District branch officials, many of whom work in the public sector, learned about the list of mental diagnoses after it was published in the state's rules, which were finalized in February.

"As experts in the mental health field, we feel we should have been asked to review the final list of diagnoses," complained Raskin. "My advice to other district branches is get a seat at the table early in the discussions."

Jacquetta Ellinger, deputy administrator of the Division of Medical Programs in the Illinois Department of Public Aid, responded that "a draft of the rules were accessible to anyone who asked for them." She noted that the Department of Mental Health convened a large external review committee, and there were many opportunities for comment.

"However, we can make minor changes within existing diagnoses. We can also enact new rules if we are convinced we made a mistake in the approved final list," said Ellinger.

A mistake that district branch members discovered in the final list was that simple phobia was included, but not dysthymia and delusional disorder. Raskin said the district branch has communicated the problem to the state agency.

Raskin also voiced concern that the final rules did not specify what type of physician would treat moderate and severe mental illnesses. "The carveout was presented to the public as a safety net for mental health services. It doesn't make sense to say mental illnesses deserve special treatment and then not say who the specialists are. We believe they should be psychiatrists."
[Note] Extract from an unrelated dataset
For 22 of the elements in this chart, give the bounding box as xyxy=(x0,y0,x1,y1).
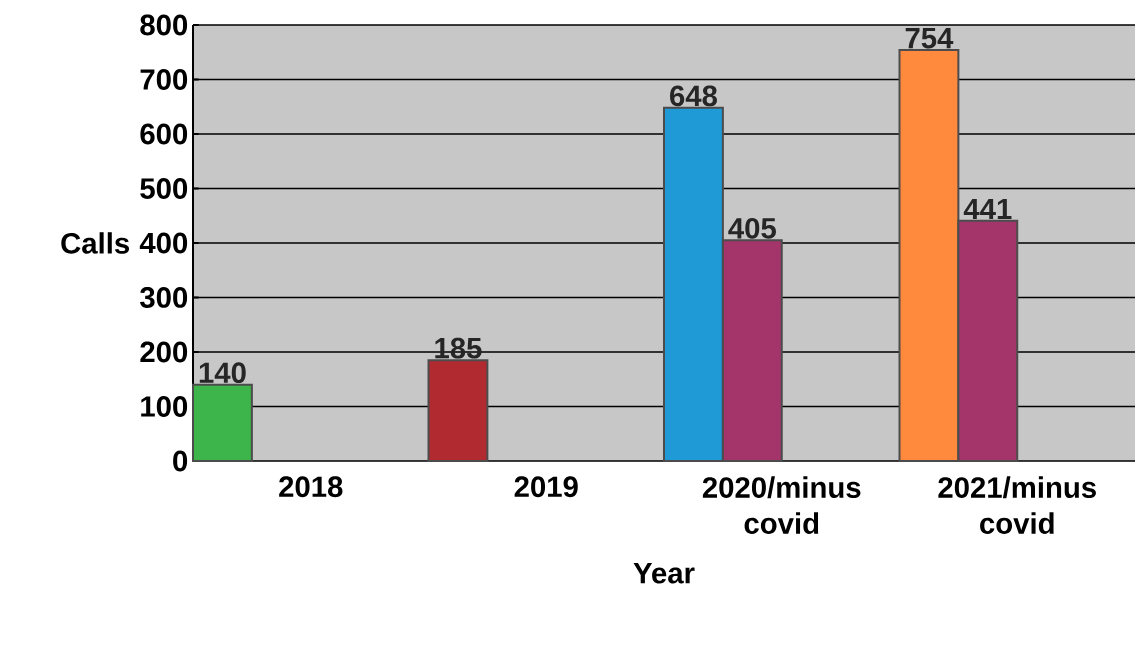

Ellinger responded that the rules were written "broadly," allowing physicians to decide whom they are qualified to treat. She added that the state medical society agrees with that position.

"We structured the program that way based on legislation enacted in 1994. The existing rules allow the same group of qualified Medicaid providers including hospitals and physicians to serve the same population. Community mental health centers in particular had expressed a lot of concern that HMO's would not do business with them. The fee-for-service carveout protects their Medicaid funding stream," said Raskin.